Der  gemäß  den  § 36  und  47 Abs 2 GOG  beim  Oberlandesgericht Graz

gebildete Begutachtungssenat gibt zum Entwurf eines Bundesgesetzes mit dem das Beamten- Dienstrechtsgesetz 1979, das Gehaltsgesetz 1956, das Vertragsbedienstetengesetz 1948, das Richter- und Staatsanwaltschafts- Dienstgesetz, die Reisegebührenvorschrift, das Ausschreibungsgesetz 1989, das Pensionsgesetz 1965, das Bundes-Personalvertretungsgesetz,  das Bundes-Gleichbehandlungsgesetz, das Bundes-Bedienstetenschutzgesetz, das Überbrückungshilfengesetz, das Bundestheaterpensionsgesetz, das  Bundesbahn-Pensionsgesetz,  das   Landeslehrer-Dienstrechtsgesetz  und    das  Landesvertrags-   lehrergesetz    1966    geändert    werden    ( 2. Dienstrechts-Novelle 2009) nachstehende

Stellungnahme

ab:

 

 

                  zu Art. 4 Z 2 (§ 57a RStDG)

                  Die im § 57 RStDG normierten allgemeinen Pflichten von Richtern(innen) und Staatsanwälten(innen) enthalten u.a. die Verpflichtung, sich mit voller Kraft und allem Eifer dem Dienst zu widmen sowie das Gebot, sich im und außer Dienst so zu Verhalten, dass  … das Ansehen ihrer Berufsstände nicht gefährdet wird.

                  Darunter wurde schon bisher die Verpflichtung zur Förderung dienstlicher Zusammenarbeit sowie zu wechselseitiger Achtung und zur anständigen Begegnung verstanden. Unzweifelhaft enthält diese Norm auch das Verbot von diskriminierendem oder die menschliche Würde verletzendem Verhalten – wem immer gegenüber.

 

 

 

 

                  Die neu vorgesehene Regelung zur Sicherung des „achtungsvollen Umgangs“ (Mobbingverbot) scheint daher entbehrlich und sollte ersatzlos entfallen. Kasuistische Sonderregelungen für einzelne Formen pflichtgemäßen Verhaltens bergen nämlich die Gefahr in sich, zur „Aufweichung“ eines bislang von allen Normadressaten eindeutig verstandenen und akzeptierten, abstrakt formulierten Pflichtenkataloges zu führen. Der vorgeschlagene § 87a RStDG widerspricht somit der Systematik des RStDG. Abgesehen davon werden durch die vorgesehene Bestimmung formell nur Richter(innen) und nicht auch Staatsanwälte(innen) erfasst.

 

                  zu Art. 9 Z 2 (§ 10 Abs 1 B-GlBG)

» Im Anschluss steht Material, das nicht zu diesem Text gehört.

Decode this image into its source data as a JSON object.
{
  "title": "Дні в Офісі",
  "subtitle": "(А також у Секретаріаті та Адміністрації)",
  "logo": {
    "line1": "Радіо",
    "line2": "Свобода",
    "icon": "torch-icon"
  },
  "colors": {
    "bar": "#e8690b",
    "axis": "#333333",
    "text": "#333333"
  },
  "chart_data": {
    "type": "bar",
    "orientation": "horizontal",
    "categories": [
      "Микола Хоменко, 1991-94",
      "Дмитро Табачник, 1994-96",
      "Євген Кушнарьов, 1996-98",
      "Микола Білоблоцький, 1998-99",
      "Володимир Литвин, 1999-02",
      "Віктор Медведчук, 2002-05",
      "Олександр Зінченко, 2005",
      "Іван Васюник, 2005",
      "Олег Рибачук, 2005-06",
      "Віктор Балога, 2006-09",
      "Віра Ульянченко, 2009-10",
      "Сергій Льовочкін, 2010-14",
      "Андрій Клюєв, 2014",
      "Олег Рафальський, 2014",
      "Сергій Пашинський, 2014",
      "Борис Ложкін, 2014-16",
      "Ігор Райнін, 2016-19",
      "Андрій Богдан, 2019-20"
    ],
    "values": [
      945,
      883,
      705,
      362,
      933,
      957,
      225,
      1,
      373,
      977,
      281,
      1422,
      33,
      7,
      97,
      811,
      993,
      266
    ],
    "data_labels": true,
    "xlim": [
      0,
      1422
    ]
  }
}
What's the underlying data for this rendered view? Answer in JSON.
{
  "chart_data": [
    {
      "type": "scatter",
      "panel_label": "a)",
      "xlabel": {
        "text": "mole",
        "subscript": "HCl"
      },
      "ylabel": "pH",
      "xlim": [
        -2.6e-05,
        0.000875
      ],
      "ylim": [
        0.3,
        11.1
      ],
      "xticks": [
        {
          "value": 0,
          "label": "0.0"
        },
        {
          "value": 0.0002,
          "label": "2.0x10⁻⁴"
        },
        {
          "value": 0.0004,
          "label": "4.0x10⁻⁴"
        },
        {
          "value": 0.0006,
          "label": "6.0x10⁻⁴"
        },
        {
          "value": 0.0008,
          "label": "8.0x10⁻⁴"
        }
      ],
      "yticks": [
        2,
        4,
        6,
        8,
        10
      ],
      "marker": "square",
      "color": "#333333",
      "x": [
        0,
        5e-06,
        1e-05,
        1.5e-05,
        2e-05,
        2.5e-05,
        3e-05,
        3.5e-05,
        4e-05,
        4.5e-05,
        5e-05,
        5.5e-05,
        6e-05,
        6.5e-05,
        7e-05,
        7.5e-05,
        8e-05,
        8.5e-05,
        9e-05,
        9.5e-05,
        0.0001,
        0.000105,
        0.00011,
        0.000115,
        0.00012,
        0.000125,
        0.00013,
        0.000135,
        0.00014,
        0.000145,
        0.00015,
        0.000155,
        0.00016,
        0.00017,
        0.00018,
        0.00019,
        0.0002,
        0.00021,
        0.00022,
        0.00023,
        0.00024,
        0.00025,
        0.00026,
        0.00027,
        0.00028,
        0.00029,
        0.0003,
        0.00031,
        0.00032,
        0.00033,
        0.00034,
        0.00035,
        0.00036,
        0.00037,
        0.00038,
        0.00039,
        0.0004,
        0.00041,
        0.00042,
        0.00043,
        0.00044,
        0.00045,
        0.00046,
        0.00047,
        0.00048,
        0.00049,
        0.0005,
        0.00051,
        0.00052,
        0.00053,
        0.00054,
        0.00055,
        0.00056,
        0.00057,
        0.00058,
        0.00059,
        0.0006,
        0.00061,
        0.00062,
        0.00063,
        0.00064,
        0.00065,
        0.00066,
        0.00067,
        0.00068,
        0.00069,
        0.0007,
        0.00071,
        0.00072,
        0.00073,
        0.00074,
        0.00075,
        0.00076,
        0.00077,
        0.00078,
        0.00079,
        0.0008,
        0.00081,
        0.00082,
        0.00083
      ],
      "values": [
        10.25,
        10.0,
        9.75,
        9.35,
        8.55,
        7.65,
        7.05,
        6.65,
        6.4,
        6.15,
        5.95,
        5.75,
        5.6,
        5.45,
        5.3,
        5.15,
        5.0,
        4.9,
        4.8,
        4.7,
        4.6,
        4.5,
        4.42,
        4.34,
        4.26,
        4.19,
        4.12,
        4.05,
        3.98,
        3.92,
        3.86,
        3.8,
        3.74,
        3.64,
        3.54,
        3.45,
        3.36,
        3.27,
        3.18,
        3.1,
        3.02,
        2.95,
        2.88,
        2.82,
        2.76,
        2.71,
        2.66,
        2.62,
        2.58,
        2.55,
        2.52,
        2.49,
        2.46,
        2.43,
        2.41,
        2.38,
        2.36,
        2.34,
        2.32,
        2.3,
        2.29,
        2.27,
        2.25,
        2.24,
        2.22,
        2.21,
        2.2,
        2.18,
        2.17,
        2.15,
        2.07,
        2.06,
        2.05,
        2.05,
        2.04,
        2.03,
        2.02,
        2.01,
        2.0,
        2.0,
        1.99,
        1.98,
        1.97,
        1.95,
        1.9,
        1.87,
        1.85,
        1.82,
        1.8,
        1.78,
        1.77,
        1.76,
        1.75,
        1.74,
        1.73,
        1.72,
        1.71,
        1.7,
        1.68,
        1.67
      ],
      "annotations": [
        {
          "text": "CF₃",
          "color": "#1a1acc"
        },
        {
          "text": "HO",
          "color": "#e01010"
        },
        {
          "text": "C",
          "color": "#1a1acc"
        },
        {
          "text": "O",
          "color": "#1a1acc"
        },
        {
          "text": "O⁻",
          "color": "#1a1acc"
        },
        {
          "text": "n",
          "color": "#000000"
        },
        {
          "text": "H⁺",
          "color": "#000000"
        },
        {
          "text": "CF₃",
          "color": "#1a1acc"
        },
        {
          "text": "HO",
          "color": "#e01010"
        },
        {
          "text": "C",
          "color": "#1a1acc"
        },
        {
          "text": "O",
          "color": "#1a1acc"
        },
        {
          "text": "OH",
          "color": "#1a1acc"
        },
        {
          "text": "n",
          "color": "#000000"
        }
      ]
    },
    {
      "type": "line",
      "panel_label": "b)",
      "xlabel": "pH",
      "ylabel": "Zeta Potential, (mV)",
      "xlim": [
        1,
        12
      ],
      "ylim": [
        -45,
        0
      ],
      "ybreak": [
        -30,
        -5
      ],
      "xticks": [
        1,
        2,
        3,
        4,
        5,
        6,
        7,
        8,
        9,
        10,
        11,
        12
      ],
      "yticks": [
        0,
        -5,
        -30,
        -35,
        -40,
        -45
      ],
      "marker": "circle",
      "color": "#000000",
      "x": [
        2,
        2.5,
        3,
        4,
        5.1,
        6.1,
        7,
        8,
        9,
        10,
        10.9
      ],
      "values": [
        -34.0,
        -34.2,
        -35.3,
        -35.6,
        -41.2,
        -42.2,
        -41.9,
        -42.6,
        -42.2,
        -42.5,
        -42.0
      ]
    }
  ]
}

                  Gemäß Art. 87 Abs 1 B-VG sind Richter(innen) in Ausübung ihres richterlichen Amtes unabhängig. Die richterliche Unabhängigkeit ist unbestritten zentrale Basis jeder rechtstaatlichen Justiz. Wann sich ein Richter (eine Richterin) „in Ausübung seines (ihres) richterlichen Amtes“ befindet, regelt Abs 2 leg.cit.: Dies ist der Fall, wenn er (sie) die ihm (ihr) nach dem Gesetz und der Geschäftsverteilung zustehenden gerichtlichen Geschäfte besorgt. Für die Justizverwaltungssachen enthält Art. 87 Abs 2 eine besondere formelle Regelung: Wenn Justizverwaltungssachen nach dem Gesetz durch Senate oder Kommissionen zu erledigen sind, sind sie Angelegenheiten der unabhängigen Rechtsprechung.

                  Art. 94 B-VG enthält – in Ausführung des gewaltentrennenden Grundprinzips des B-VG – die Anordnung der Trennung der Justiz von der Verwaltung.

                  Die richterlichen (nicht wie im Entwurf „gerichtlichen“) Personalsenate sind Gerichte iSd Art. 87 Abs 2 B-VG; ihre Zusammensetzung wird durch das RStDG geregelt; die diesbezüglichen Bestimmungen (§§ 36 ff RStDG) enthalten somit kein Dienstrecht sondern sind gerichtsorganisatorischer Natur.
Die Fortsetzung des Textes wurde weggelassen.